1.1 - Periodic Functions
Objectives:[edit]
- Decide whether a function could be periodic.
- Identify the midline, period, and amplitude of a periodic function.
- Interpret the graph of a periodic function in context.
- Definitions
- periodic function, period, midline, amplitude
Lesson Guide[edit]
Begin with an example similar to the one below to illustrate periodic functions. "Ferris wheel" examples recur through the trigonometry sections, so make sure students understand the set-up.
A Ferris wheel is $30$ meters in diameter and is boarded at ground level. The wheel completes one full revolution every $4$ minutes. At time $t=0$, an individual is at the 3:00 position and ascending. The Ferris wheel makes $2$ complete revolutions, and then returns the individual to the boarding platform. Sketch a graph of $h=f(t)$, where $h$ is the height above ground (in meters) after $t$ minutes.
Next, we can make a table. You can ask the students to estimate the height of the individual at each of the ``-.5" times (since students do not yet have a way of calculating the heights more accurately). This will be good enough for graphing.
| Time, $t$ (minutes) | 0 | 0.5 | 1 | 1.5 | 2 | 2.5 | 3 | 3.5 | 4 |
| Height, $h=f(t)$ (meters) | 15 | 25.61 | 30 | 25.61 | 15 | 4.39 | 0 | 4.39 | 15 |
We can then use the table to create a graph:
A \underline{periodic function} is any function satisfying $f(x+c)=f(x)$ for some number $c$ and all values $x$ in the domain.
*It will be more intuitive to students to think of a periodic function as a function whose values repeat on a regular interval.
Given a periodic function $f(x)$, the \underline{period} of $f$ is the smallest possible choice of $c$, where $c>0$,
for which $f(x+c)=f(x)$ for all values $x$ in the domain.
*The period is effectively how long it takes for a function's values to begin repeating.
The \underline{midline} of a periodic function is the horizontal line midway between the function's minimum and maximum values.

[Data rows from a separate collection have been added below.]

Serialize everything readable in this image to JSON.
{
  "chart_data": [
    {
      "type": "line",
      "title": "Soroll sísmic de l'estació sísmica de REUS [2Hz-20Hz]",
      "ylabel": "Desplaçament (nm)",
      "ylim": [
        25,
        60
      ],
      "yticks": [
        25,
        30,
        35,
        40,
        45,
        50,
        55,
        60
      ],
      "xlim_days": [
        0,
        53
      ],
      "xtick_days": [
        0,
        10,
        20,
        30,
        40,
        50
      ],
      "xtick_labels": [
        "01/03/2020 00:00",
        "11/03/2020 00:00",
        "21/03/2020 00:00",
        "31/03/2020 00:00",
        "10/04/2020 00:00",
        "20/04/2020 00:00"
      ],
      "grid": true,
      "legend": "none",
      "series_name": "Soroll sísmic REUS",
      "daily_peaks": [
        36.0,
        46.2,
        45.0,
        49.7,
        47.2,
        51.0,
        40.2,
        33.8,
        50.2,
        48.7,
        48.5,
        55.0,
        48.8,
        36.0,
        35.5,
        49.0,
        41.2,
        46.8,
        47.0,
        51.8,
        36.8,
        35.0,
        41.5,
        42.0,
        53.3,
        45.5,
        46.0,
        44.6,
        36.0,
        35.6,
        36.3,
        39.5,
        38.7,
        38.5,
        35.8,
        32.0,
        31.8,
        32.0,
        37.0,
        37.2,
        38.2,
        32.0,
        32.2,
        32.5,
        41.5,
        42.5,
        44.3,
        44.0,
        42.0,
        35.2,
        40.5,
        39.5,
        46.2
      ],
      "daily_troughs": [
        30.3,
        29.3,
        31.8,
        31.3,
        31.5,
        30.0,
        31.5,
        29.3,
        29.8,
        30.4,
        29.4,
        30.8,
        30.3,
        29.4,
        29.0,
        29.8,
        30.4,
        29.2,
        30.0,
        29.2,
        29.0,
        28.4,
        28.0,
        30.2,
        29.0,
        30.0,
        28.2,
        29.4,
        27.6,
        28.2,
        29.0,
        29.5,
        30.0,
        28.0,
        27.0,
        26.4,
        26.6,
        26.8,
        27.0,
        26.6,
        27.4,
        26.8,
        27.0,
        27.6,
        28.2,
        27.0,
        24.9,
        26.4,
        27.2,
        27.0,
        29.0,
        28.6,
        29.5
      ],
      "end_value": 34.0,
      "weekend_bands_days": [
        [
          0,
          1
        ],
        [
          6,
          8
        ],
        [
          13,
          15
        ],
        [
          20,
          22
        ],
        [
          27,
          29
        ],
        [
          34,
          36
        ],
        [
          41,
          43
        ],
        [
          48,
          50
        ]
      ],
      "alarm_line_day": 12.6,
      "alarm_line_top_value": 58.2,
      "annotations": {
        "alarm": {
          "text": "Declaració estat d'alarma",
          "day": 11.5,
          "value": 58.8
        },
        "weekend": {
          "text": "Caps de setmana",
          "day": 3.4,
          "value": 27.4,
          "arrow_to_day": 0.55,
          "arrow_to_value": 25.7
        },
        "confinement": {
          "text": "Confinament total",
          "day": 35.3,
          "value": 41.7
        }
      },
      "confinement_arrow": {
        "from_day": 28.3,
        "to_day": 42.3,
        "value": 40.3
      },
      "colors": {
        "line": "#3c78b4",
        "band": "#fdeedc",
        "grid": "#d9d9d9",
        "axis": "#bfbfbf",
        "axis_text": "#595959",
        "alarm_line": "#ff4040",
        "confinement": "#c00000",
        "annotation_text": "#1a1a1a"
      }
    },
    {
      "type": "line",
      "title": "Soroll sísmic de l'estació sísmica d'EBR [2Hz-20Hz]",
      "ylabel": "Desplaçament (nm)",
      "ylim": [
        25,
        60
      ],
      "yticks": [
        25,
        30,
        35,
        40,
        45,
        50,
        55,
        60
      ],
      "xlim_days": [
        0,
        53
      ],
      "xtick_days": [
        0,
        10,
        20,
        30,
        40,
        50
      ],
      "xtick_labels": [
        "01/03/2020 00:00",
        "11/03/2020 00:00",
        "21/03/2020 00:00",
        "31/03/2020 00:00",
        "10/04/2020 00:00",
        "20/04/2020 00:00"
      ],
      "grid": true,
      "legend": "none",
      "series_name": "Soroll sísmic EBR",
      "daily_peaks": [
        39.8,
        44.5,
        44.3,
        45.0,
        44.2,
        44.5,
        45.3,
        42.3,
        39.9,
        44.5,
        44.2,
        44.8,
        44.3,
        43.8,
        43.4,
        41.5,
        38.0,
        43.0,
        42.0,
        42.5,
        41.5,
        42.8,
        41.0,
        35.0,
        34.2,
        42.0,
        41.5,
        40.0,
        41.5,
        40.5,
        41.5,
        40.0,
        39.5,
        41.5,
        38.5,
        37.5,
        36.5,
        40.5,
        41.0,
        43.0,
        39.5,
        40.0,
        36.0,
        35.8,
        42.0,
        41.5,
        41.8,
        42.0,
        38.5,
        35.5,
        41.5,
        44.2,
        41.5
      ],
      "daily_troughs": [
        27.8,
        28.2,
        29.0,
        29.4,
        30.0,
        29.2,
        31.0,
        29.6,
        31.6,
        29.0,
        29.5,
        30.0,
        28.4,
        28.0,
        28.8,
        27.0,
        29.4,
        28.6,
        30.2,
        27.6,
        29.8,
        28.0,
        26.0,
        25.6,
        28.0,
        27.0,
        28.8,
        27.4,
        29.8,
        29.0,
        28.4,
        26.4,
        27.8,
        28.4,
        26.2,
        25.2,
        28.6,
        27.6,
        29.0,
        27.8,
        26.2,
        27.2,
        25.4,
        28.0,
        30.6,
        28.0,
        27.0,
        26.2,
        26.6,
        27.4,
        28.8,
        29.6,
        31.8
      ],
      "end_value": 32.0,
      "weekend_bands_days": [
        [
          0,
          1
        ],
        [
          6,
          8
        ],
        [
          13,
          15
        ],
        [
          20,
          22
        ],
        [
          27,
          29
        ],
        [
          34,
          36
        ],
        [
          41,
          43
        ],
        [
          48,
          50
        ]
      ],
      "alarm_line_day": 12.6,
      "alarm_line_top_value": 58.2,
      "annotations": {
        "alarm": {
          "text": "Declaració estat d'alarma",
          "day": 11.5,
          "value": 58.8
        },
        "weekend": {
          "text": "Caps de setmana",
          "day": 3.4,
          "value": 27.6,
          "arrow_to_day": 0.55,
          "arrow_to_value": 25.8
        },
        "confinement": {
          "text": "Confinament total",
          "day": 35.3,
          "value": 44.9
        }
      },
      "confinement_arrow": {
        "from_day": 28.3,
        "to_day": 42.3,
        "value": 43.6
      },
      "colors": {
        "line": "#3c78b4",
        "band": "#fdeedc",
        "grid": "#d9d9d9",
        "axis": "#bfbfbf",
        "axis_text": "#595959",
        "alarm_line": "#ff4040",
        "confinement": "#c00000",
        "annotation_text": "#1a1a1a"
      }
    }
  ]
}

The midline often represents the \underline{average value} of a wave-like periodic function, like the one in the example.
*The midline of a periodic function, being a line, should always be written as an equation.
The \underline{amplitude} of a periodic function is the distance between the function's maximum (or minimum) value and the midline.
*The amplitude represents how ``large" the function's oscillations are.
**Not all periodic functions have midlines or amplitudes: consider showing a graph of $\tan(x)$ as an example of this.
Point out that the Ferris wheel example is a periodic function. Ask students to identify the period, midline, and amplitude in the example. This can also be done as you introduce each of the definitions above.
Comments[edit]
In this area, you should feel free to add any comments you may have on how this lesson has gone or what other instructors should be aware of.
It should be noted that the midline may not always represent the average value of a periodic function. Instead of including this as part of the definition of the midline, you may want to let students explore this idea while working on problems in the course packet.